Occuity’s focus is to be the first to bring innovative products to the market. Time to market for our devices is therefore key and anything we can do to enhance this adds value to the business.
What challenges have you faced and how do you overcome these challenges?
Occuity’s projects are pushing technological boundaries. We’re developing new and innovative solutions that are novel, and groundbreaking, and will result in products that are ‘bleeding edge’. With this, of course, comes challenges, which are generally exciting to tackle. For example, we want all our products to be handheld. Therefore, from a design and development perspective, we need to always consider the size and weight and how these are affected by the decisions we make. The devices must also be intuitive and simple for clinicians and technicians to use, which again requires us to carefully consider things such as the user interface and all these need to enhance and not compromise the critical accuracy and precision.
We overcome these challenges by recruiting the best talent and brightest minds in fields ranging from optical engineering, electronics, software, and industrial & mechanical design. I strongly recommend teamwork and brainstorming to allow us to rapidly test and iterate solutions. The willingness to try things and learn from our mistakes is a valuable trait: it allows us to examine what worked or what didn't even more so than if we were successful first time. It also fosters critical and analytical thinking skills and allows us to innovate, redirect and try alternate methods. The more we do this, the stronger our project processes and people get!
Occuity recently announced that it had been awarded ISO 13485 for the manufacture of medical devices. How does this affect the work of your team?
Occuity’s focus is to be the first to bring innovative products to the market. Time to market for our devices is therefore key and anything we can do to enhance this adds value to the business. We were delighted to have been able to successfully demonstrate our ability to manufacture our products in-house and have this ratified by achieving ISO 13485 for the manufacture of medical devices. We did this for multitude of reasons. Primarily, it will allow us to better utilise the knowledge and skillset of the teams, which in turn will enable us to scale faster for production ramp-up and ultimately reduce costs.
Through this process, the team have gained significant knowledge about the specific manufacturing of our products and has identified numerous improvements which ultimately reduce time and costs. Significantly, these learnings don’t just benefit the PM1 as they can be applied to the AX1 as well since it shares the same platform.
Looking forwards, what do the next 6 – 12 months look like?
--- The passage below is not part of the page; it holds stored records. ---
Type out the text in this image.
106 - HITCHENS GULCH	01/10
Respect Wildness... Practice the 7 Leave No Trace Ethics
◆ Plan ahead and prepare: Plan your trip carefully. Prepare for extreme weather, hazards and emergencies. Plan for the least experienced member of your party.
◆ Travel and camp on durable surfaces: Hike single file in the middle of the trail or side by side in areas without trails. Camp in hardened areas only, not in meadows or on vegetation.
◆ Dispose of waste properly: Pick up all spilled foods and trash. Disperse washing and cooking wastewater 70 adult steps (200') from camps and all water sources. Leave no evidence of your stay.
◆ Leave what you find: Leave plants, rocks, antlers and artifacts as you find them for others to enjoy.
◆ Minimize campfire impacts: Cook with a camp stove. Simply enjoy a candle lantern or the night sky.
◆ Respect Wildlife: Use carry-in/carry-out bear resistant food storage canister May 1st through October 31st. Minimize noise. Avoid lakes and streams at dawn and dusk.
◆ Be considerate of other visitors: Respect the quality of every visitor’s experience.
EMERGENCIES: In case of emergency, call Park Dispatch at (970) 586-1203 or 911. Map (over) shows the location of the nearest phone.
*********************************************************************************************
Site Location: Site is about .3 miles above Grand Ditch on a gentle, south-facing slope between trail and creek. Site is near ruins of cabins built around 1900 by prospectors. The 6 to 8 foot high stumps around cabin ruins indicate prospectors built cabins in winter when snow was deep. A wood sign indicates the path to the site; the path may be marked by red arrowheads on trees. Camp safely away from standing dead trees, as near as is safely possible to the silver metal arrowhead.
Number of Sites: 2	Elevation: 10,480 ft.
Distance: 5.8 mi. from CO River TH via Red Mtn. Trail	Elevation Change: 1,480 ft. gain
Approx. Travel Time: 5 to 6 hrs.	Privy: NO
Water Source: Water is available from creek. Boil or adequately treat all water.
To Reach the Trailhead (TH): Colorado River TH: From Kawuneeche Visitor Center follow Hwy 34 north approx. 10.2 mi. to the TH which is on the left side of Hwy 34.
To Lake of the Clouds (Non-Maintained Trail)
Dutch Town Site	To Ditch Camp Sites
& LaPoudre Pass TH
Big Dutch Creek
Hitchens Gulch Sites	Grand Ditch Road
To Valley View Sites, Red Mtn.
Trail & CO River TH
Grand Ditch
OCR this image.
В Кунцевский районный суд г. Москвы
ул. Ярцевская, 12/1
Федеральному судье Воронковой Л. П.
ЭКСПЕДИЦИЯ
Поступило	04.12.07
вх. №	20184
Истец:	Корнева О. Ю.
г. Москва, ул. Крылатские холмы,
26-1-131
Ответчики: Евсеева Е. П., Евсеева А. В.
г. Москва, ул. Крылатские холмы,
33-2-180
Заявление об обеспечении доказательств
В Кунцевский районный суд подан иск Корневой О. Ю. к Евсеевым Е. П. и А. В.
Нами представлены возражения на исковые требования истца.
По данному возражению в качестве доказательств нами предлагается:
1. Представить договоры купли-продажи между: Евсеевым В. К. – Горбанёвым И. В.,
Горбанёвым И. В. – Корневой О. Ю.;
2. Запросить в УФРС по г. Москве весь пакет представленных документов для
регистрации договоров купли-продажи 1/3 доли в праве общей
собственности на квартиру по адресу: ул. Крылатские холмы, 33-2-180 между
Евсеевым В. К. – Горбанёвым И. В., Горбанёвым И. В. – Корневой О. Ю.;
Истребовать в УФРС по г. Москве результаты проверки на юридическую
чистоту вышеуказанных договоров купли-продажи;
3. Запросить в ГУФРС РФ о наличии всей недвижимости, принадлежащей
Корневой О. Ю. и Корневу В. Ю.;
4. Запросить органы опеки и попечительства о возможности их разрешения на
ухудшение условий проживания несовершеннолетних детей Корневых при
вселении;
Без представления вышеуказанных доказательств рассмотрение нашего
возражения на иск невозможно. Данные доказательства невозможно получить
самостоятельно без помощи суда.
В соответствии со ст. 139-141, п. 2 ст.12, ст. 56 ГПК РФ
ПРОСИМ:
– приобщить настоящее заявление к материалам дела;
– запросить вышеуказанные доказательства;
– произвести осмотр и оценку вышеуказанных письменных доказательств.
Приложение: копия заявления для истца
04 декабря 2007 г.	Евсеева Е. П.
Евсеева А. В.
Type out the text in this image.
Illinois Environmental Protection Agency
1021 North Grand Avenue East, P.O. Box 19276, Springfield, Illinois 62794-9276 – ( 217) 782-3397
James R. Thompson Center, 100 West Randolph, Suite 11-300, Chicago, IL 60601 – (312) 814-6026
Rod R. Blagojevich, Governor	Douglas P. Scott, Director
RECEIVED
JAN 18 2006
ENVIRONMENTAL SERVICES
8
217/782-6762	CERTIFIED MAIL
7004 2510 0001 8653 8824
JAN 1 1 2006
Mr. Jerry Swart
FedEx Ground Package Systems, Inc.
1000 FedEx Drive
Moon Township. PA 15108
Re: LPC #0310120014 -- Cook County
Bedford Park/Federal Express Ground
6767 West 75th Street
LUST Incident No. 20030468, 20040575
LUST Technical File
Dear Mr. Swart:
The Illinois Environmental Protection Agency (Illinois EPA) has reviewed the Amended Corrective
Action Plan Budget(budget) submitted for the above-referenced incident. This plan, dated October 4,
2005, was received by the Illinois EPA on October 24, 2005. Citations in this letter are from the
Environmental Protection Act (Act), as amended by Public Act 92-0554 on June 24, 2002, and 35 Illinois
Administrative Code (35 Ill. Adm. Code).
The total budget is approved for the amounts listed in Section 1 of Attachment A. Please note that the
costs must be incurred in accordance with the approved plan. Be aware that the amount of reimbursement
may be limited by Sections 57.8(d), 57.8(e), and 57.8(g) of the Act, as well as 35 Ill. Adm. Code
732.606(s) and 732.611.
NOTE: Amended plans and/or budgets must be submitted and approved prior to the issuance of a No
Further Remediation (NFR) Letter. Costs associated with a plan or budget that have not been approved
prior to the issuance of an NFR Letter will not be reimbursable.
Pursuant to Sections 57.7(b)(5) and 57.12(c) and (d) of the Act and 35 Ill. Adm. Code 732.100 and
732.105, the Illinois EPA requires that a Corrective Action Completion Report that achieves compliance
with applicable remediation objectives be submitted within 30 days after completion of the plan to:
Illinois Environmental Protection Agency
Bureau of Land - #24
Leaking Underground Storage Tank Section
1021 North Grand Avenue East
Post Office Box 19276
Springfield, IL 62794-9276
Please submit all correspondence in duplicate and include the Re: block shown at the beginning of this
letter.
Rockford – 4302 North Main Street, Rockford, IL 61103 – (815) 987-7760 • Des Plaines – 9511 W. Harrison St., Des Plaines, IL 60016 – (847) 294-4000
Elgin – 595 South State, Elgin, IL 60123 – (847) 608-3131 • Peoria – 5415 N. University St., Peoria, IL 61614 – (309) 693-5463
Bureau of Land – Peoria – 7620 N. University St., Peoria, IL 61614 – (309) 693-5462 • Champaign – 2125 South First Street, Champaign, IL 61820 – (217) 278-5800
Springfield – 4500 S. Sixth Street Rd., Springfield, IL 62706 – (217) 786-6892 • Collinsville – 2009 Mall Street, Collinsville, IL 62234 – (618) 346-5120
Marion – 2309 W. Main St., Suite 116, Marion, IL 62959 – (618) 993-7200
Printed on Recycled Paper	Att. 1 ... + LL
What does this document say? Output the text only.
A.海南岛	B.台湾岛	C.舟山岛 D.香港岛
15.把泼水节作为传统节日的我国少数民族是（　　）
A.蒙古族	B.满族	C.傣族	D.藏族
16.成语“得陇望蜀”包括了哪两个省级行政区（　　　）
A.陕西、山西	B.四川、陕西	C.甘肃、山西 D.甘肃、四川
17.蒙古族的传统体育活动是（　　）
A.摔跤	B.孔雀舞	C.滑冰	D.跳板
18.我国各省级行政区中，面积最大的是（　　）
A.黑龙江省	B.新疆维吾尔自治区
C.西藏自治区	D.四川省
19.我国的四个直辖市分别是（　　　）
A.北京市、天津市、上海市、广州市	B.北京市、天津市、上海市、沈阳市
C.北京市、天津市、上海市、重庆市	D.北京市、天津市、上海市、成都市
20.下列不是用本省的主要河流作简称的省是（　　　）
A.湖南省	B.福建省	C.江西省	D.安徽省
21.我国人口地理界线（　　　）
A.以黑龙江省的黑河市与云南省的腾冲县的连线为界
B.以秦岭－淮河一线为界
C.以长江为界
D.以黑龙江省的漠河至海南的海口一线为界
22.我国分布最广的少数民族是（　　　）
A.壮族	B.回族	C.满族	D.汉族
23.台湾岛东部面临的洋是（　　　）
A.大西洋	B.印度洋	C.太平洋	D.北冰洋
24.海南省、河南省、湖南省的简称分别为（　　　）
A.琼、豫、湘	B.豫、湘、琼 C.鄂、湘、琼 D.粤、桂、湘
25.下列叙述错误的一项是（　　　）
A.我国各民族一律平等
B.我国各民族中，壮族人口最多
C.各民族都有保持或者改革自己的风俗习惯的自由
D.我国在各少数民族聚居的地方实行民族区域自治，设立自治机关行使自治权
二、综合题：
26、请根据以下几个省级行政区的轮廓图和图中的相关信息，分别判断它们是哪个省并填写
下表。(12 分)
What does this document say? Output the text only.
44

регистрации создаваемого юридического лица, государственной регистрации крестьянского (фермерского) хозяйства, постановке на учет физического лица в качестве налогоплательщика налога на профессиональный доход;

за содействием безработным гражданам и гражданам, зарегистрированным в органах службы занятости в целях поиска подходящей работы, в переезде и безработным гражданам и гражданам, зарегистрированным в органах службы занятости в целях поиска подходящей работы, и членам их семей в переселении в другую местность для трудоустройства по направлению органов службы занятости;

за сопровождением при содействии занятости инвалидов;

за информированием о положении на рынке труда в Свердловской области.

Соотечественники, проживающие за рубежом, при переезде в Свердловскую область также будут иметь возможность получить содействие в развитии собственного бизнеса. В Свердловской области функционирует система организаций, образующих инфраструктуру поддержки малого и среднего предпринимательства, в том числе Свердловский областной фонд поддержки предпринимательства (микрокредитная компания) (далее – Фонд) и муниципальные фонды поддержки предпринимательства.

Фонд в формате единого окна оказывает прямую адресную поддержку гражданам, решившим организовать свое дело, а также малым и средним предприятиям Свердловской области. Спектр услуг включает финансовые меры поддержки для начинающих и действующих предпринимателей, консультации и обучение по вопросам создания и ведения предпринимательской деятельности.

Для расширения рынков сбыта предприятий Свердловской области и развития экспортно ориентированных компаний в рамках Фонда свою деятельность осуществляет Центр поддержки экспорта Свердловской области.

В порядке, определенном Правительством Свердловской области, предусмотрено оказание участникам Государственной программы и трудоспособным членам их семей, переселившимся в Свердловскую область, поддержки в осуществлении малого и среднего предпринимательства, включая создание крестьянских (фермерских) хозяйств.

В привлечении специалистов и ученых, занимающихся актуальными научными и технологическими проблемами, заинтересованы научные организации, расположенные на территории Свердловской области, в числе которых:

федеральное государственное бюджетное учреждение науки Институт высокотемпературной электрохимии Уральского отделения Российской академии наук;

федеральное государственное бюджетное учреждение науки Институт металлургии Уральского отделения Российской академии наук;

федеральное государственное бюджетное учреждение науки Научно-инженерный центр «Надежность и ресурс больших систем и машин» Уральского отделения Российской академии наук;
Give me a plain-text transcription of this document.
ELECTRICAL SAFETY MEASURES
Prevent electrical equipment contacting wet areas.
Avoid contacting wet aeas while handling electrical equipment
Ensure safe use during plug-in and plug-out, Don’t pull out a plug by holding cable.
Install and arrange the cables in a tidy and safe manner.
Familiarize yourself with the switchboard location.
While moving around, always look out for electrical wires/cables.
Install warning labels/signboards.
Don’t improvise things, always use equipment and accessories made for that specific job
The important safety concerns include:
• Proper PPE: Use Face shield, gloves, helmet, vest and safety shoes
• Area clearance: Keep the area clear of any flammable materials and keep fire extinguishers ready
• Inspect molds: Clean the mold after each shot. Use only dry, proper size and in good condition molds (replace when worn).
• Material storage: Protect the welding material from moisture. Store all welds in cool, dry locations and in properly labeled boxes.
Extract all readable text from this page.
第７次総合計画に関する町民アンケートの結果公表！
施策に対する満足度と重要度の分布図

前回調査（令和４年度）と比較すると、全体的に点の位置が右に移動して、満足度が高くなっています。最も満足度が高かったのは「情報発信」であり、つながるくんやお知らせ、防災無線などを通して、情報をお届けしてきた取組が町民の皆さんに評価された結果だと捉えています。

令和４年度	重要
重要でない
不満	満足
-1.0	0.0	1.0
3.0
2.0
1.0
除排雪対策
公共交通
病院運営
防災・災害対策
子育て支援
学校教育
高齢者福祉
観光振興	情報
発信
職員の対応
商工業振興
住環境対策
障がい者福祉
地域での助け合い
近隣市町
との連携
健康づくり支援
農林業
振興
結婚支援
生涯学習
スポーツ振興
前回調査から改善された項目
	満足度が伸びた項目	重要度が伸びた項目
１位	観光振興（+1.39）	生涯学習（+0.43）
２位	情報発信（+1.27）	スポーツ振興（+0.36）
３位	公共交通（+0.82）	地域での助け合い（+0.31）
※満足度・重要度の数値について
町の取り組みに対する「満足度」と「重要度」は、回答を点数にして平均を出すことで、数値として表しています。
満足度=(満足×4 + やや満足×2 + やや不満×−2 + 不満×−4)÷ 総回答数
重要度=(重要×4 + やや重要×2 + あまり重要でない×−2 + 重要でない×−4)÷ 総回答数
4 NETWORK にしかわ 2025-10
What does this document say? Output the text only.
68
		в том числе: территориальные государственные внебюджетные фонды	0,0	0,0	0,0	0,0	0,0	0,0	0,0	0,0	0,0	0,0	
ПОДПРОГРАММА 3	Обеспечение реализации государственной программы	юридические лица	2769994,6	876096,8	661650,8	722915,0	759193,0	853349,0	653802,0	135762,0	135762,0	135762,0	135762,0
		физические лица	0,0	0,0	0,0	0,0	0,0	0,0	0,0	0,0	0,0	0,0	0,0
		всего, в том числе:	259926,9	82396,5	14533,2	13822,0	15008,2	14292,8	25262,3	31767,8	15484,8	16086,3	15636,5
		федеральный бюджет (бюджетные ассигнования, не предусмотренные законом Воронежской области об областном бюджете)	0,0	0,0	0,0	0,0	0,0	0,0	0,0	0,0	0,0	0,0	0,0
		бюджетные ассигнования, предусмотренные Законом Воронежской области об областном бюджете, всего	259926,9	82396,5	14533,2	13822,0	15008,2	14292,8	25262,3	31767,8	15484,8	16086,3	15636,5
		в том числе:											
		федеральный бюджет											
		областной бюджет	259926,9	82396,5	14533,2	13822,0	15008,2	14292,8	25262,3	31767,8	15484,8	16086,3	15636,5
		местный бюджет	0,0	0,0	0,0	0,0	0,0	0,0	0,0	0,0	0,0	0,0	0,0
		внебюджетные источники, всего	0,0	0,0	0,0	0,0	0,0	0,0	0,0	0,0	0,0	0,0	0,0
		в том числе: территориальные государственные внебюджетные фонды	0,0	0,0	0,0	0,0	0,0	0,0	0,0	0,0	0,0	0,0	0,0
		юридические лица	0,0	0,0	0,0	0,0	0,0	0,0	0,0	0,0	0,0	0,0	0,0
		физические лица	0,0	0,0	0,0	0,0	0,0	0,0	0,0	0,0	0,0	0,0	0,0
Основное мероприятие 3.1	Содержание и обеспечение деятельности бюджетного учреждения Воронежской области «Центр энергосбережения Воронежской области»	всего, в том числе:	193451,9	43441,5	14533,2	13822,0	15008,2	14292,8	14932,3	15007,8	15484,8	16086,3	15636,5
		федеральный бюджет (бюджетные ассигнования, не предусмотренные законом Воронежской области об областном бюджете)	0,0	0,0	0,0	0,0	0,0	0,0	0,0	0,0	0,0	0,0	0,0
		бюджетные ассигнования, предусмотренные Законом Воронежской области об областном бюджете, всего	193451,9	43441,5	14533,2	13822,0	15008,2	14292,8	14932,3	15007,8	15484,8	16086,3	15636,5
I’ve loved my first few months here at Occuity and am equally as excited about the months ahead. Who wouldn’t enjoy working on developing class-leading, bleeding-edge products that are at the forefront of technology? We’re looking forward to getting the PM1 to market and are working hard with regulators to complete our CE approval. We anticipate sales of PM1 to be an enabler for growth. Our fast-paced execution of the AX1 project continues and our target is to generate prototypes to demonstrate the technology and have a TRL level 5 device available in Q3 2023. TRL5 equates to a working prototype prepared for its intended environment – so this is the stage that will excite the market even more as it will literally be the world’s first, handheld, non-contact device that can measure axial length in seconds. So, within a few months, we’re going to have taken a massive step towards our goal of changing the way myopia management is delivered.